Millennium Food Company
“Curtis Freshel founded the Millennium Food Company to produce non-animal foods and to let vegetarians express their identity and their moral presence through their consumer purchases. Its most successful item was Bakon Yeast, a seasoning whose hickory smoked flavor made it an appealing addition to foods. 'Millennium Extract' and 'Millennium Meat' made their way into markets, and the company sold its products mail-order through notices in humane publications” (Bernard Unti, “'Peace On Earth Among The Orders Of Creation': Vegetarian Ethics in the United States Before World War I.” The Routledge History of Food, ed. Carol Helstosky.

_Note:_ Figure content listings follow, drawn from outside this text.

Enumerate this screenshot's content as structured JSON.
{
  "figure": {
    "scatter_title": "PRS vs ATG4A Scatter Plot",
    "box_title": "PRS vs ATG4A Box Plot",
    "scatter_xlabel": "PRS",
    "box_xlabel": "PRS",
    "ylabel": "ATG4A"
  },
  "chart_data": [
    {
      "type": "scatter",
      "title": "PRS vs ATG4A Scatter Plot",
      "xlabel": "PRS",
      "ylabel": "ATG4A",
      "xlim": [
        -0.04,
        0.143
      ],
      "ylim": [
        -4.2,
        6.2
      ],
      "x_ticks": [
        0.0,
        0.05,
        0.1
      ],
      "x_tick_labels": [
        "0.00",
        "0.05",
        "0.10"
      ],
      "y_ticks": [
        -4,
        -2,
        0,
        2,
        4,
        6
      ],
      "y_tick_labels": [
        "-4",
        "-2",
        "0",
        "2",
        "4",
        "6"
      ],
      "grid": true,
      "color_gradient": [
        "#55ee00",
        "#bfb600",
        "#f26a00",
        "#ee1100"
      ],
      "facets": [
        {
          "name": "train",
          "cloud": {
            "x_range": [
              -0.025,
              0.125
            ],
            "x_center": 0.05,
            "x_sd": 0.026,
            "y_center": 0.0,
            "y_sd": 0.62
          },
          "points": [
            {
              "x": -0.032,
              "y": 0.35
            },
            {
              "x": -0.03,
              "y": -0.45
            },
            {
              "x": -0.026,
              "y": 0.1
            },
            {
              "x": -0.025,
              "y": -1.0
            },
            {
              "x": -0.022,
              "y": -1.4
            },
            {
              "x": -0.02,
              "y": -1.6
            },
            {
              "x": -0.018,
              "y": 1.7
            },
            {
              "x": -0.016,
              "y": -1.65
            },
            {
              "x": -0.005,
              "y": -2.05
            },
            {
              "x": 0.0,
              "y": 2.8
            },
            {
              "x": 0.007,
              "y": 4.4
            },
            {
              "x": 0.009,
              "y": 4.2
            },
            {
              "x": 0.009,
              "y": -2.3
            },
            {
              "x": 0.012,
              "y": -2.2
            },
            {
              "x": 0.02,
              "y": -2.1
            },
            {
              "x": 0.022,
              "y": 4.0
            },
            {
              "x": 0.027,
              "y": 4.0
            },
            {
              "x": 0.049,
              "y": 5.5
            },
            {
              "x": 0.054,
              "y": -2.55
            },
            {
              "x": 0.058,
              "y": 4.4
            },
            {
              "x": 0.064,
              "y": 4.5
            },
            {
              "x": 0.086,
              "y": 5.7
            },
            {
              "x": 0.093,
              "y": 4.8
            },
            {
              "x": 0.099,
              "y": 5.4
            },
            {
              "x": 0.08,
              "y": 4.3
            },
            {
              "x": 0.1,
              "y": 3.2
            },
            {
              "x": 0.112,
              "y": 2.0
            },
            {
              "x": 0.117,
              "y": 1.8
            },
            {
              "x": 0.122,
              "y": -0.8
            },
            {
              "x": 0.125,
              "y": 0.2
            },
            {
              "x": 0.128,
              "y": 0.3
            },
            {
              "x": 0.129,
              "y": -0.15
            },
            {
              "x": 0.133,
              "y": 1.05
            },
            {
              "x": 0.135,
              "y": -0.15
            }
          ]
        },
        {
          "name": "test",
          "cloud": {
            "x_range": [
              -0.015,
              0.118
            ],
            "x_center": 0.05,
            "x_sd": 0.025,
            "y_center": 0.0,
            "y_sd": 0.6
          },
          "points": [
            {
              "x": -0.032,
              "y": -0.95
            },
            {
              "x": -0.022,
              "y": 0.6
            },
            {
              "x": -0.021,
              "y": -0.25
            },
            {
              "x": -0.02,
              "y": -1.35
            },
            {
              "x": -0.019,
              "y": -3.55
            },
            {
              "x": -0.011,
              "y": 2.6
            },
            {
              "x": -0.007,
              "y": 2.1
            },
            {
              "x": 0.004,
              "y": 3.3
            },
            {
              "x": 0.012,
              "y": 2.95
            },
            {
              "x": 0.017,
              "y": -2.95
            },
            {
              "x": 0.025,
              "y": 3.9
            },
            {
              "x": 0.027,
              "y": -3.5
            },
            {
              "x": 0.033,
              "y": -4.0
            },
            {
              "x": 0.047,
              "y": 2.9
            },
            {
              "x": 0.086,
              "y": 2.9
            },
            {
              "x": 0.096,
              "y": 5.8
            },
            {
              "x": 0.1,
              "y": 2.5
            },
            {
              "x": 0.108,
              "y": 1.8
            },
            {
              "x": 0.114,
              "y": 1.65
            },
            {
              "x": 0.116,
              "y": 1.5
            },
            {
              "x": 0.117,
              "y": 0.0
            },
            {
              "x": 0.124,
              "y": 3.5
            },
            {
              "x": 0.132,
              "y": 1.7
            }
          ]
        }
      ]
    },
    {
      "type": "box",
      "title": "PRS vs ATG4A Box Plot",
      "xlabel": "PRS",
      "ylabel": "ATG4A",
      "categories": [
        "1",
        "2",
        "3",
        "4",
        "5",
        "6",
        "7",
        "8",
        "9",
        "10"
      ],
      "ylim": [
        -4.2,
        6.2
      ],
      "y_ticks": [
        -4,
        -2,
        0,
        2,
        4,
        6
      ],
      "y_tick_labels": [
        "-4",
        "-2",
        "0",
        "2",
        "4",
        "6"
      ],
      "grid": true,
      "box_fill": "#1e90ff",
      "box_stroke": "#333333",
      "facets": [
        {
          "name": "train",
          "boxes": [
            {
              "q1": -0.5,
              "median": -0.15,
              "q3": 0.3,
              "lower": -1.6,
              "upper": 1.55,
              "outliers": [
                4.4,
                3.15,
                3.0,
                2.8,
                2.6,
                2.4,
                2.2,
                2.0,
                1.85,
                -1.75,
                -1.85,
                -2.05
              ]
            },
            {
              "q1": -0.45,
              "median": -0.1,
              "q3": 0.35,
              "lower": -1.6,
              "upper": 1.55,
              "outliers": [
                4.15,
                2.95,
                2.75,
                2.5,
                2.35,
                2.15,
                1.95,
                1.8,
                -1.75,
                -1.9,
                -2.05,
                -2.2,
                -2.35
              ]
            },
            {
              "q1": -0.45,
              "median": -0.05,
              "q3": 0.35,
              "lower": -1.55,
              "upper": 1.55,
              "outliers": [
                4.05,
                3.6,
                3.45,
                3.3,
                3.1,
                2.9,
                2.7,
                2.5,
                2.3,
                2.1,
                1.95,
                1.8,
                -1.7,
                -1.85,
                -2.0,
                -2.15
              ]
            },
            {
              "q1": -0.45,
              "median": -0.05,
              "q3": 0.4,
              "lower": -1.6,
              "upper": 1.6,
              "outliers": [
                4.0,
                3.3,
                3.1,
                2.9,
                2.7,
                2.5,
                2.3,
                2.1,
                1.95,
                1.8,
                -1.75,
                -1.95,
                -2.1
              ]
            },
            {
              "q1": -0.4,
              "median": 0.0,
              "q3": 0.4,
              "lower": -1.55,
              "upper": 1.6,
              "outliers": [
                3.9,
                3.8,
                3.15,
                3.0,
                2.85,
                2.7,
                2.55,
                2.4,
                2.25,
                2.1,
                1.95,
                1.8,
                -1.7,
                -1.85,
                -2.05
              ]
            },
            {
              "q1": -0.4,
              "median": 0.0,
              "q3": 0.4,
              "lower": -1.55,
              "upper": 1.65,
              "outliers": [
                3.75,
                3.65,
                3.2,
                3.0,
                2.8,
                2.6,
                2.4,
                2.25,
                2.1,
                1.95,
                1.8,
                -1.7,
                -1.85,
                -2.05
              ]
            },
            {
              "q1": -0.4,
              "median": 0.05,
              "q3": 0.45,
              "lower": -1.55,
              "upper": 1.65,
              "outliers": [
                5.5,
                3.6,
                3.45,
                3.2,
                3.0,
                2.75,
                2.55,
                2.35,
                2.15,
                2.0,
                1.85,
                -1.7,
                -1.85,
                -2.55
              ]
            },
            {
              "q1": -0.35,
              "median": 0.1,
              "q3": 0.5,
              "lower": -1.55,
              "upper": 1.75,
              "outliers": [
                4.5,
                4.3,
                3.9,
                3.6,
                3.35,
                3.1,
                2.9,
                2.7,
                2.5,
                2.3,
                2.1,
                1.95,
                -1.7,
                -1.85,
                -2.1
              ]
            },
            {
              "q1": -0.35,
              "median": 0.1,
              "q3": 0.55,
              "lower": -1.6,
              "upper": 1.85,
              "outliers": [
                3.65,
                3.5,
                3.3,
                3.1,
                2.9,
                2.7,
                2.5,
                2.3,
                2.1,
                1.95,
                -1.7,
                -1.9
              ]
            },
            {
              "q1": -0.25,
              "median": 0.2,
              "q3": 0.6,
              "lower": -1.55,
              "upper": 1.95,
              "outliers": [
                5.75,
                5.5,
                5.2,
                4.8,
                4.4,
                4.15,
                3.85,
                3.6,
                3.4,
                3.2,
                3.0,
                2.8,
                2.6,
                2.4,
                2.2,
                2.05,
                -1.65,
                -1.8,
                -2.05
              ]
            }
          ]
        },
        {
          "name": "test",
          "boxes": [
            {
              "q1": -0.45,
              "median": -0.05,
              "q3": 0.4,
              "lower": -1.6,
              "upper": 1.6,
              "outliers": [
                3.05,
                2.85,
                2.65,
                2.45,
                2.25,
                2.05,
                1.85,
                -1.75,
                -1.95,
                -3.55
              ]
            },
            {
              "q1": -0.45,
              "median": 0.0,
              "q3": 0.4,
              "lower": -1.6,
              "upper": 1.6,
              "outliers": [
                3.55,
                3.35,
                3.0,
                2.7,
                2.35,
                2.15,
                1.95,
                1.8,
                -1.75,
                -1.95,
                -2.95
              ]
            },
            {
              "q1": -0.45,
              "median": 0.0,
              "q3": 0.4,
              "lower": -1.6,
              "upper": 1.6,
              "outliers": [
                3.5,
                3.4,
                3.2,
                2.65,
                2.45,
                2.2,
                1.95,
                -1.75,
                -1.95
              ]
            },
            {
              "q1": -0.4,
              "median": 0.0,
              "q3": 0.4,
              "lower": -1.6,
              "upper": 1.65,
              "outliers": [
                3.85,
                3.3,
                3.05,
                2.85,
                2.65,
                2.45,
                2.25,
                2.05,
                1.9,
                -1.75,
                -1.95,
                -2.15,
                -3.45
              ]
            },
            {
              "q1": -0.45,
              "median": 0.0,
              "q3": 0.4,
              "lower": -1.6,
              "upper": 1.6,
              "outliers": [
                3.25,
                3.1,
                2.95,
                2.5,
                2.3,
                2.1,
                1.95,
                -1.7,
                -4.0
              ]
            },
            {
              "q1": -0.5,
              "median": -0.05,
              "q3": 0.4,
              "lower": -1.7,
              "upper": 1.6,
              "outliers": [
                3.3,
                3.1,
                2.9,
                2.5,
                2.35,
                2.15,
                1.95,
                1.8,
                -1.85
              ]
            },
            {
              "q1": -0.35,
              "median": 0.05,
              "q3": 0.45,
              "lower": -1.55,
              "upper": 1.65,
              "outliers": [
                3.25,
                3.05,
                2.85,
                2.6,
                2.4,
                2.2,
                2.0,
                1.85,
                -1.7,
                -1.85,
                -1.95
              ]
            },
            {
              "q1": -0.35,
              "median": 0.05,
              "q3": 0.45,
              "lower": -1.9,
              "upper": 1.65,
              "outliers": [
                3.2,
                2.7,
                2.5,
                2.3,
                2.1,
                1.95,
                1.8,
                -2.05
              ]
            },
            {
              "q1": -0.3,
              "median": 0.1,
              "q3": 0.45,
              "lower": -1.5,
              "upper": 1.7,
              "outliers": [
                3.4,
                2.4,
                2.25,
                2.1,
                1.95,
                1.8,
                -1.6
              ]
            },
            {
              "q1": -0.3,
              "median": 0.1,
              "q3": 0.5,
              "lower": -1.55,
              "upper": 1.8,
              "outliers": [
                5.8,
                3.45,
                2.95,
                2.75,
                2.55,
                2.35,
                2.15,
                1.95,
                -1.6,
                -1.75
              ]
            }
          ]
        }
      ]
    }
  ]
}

New York: Routledge, 2014. 190). For example, “Millennium Extract” was advertised in The Vegetarian Magazine Vol. 14 No. 3 (1910): 66.
Caroline Earle White's editorial article in the June 1912 edition of the Journal of Zoöphily promoted this Extract as “hardly distinguishable in appearance, taste and smell from ordinary extract of meat … though it is entirely vegetable” (340). In the same article, White mentions a conference of Antivivisectionists held at the Belleview Hotel in Boston, indicating that the luncheon was hosted by “Mrs. M. R. L. Sharpe, author of the Golden Rule Cook Book,” using materials from the Millenium Food Company to provide an entirely meat-free meal.